31 de agosto de 2023

A falsa rivalidade entre BNDES e mercado de capitais

A premissa de complementaridade no financiamento é mais construtiva e funcional

André Roncaglia
Professor de economia da Unifesp e doutor em economia do desenvolvimento pela FEA-USP



A reorganização geopolítica em curso e as crises sobrepostas (climática, militar, sanitária e alimentar) impulsionam a reestruturação das cadeias produtivas globais. O Brasil pode aproveitar essas transformações para ampliar a resiliência da economia, bem como sua segurança energética, alimentar e de recursos naturais.

O BNDES é peça-chave nesse processo, seja pela sua capacidade de identificar projetos meritórios e novos mercados, seja pela sua função de financiador paciente mediante elevado risco ou incerteza radical (quando o risco é incalculável).

Guardadas as diferenças de governança, bancos de desenvolvimento mundo afora estão engajados nesse esforço. Contudo, aqui no Brasil, superstições interditam um debate construtivo sobre o tema.

A defesa da miniaturização do BNDES afirma (sem provas) que, uma vez eliminados os subsídios implícitos e explícitos ao banco, o mercado de capitais tê-lo-ia (a mesóclise é ilustrativa) suplantado na função financiadora do investimento. Indício dessa relação seria o crescimento da captação de recursos via mercado de capitais doméstico de 2% para 5,5% do PIB, entre 2016 e 2022.

Em contraponto, estudo recente reuniu pesquisadores de diversas instituições e concluiu que houve uma substituição parcial do BNDES pelo mercado de capitais. Intitulado "O BNDES e o mercado de capitais: esclarecimentos para o debate público no Brasil", o trabalho questiona a superestimação dos efeitos positivos dessa mudança.
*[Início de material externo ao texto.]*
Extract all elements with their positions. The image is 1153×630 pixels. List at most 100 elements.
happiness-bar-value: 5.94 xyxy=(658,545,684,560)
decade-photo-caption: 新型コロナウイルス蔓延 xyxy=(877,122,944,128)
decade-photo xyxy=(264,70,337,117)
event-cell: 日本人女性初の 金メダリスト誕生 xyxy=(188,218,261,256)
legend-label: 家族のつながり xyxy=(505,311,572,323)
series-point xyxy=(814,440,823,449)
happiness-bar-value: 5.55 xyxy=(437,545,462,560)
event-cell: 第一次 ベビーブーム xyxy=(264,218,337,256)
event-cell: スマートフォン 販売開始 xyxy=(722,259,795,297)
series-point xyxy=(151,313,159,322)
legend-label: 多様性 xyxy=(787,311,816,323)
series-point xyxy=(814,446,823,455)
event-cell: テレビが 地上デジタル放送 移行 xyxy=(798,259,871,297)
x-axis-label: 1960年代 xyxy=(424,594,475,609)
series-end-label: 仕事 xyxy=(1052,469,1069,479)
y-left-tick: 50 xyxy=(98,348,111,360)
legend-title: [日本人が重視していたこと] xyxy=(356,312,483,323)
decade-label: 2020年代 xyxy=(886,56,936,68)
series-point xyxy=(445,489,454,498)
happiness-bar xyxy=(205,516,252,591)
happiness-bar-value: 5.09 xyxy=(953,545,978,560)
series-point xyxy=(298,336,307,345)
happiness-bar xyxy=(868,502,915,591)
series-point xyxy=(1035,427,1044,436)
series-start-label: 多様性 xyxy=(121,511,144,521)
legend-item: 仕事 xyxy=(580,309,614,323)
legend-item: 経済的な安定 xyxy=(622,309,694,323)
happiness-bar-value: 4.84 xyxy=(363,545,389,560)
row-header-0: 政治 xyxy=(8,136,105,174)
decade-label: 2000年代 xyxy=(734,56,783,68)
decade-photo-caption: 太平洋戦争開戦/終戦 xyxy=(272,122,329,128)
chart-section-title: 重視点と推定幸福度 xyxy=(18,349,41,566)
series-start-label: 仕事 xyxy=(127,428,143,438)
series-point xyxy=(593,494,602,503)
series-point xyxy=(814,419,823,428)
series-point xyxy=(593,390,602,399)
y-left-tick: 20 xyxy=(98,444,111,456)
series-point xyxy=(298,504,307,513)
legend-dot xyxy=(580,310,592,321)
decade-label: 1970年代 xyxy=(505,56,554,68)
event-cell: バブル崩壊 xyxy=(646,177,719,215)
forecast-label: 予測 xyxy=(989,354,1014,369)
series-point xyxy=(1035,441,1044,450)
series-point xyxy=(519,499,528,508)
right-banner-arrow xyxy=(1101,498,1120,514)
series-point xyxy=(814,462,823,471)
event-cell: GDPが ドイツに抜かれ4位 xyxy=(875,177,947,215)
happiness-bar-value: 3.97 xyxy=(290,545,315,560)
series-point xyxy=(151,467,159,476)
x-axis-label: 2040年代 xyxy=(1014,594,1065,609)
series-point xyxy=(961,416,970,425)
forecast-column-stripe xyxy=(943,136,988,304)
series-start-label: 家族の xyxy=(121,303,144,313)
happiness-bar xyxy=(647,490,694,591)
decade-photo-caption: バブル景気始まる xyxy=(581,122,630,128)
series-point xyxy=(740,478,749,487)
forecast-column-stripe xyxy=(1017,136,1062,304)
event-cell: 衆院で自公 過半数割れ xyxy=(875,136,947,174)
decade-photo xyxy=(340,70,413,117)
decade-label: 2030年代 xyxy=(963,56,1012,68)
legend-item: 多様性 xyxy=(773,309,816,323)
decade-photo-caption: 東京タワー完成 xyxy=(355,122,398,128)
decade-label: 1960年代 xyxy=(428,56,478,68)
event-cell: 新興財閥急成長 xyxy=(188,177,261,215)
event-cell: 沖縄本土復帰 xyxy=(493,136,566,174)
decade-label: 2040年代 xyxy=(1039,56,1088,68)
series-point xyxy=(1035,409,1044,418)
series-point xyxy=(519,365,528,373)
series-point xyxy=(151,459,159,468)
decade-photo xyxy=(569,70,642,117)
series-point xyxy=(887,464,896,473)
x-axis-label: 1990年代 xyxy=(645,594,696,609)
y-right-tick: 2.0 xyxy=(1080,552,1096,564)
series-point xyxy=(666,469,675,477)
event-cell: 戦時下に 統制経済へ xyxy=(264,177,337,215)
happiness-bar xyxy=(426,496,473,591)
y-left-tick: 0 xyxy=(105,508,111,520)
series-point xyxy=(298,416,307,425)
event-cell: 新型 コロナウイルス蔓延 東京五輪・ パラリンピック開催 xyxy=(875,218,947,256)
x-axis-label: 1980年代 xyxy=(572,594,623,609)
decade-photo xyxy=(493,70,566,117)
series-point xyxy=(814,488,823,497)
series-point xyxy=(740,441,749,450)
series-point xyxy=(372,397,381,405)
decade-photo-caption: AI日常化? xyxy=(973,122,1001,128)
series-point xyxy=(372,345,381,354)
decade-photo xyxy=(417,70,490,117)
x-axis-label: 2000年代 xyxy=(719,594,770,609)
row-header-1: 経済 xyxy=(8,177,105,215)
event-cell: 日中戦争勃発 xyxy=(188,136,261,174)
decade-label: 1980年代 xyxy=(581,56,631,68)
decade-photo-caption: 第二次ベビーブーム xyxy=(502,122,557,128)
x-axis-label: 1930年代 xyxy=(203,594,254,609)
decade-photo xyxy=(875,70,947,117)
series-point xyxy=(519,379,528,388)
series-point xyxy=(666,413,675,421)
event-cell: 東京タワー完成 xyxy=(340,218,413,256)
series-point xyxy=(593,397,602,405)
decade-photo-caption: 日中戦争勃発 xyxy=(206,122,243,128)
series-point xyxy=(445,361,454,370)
A confiança (imprudente) na eficiência alocativa do mercado de capitais brasileiro pode ter ocultado do debate efeitos negativos, que podem fragilizar a nossa economia.

Apesar da alegação de que o BNDES se voltou para as pequenas empresas (na verdade, só caiu a fatia das grandes empresas nos desembolsos), os dados mostram que a substituição incompleta e imperfeita privilegiou as grandes empresas. Entre 2012 e 2022, deixaram de obter empréstimos no BNDES 222 mil micro, pequenas e médias empresas (MPME), enquanto os 724 novos emissores de títulos no mercado de capitais eram majoritariamente grandes empresas. Com efeito, as MPMEs podem ter enfrentado grave restrição de crédito, com efeitos danosos sobre investimentos, emprego e renda no país.

Em termos qualitativos, o crédito do BNDES –que financia, majoritariamente, investimentos produtivos– foi substituído pela alocação de recursos em capital de giro e refinanciamento de passivo das empresas. Essa mudança na composição do financiamento pode ter ocasionado a queda da taxa de investimento, agravando a nossa vulnerabilidade a crises. Afinal, o crédito do BNDES tem natureza anticíclica, em contraste com o caráter pró-cíclico de mercado de capitais, o qual se contrai em períodos recessivos.

Apesar de não substituir perfeitamente a atuação do BNDES, a expansão recente do mercado de capitais se apoiou em incentivos fiscais (crédito direcionado, CRI, CRA e debêntures incentivadas), cuja avaliação sistemática jamais foi feita. Sobre essa questão, chama a atenção o silêncio sepulcral de quem bradou estridente e incansavelmente contra os subsídios concedidos ao BNDES.

Tomemos as debêntures incentivadas como exemplo. O benefício fiscal buscava atrair capitais privados para financiar o investimento em setores estratégicos, mas acabou concentrado em grandes fundos de investimento (com foco exclusivo em retornos financeiros) e em projetos que teriam financiamento, mesmo sem incentivos. O setor de energia abocanhou 65% do valor das emissões entre 2012 e 2022, seguidos pelo setor de transporte (25%) e de saneamento (5,5%, embora o marco regulatório do setor seja de 2019). Terá havido má alocação de recursos pelo mercado de capitais?

Descartemos a tese míope da rivalidade entre o BNDES e o mercado de capitais. A premissa de complementaridade é mais construtiva e funcional ao financiamento de longo prazo da economia.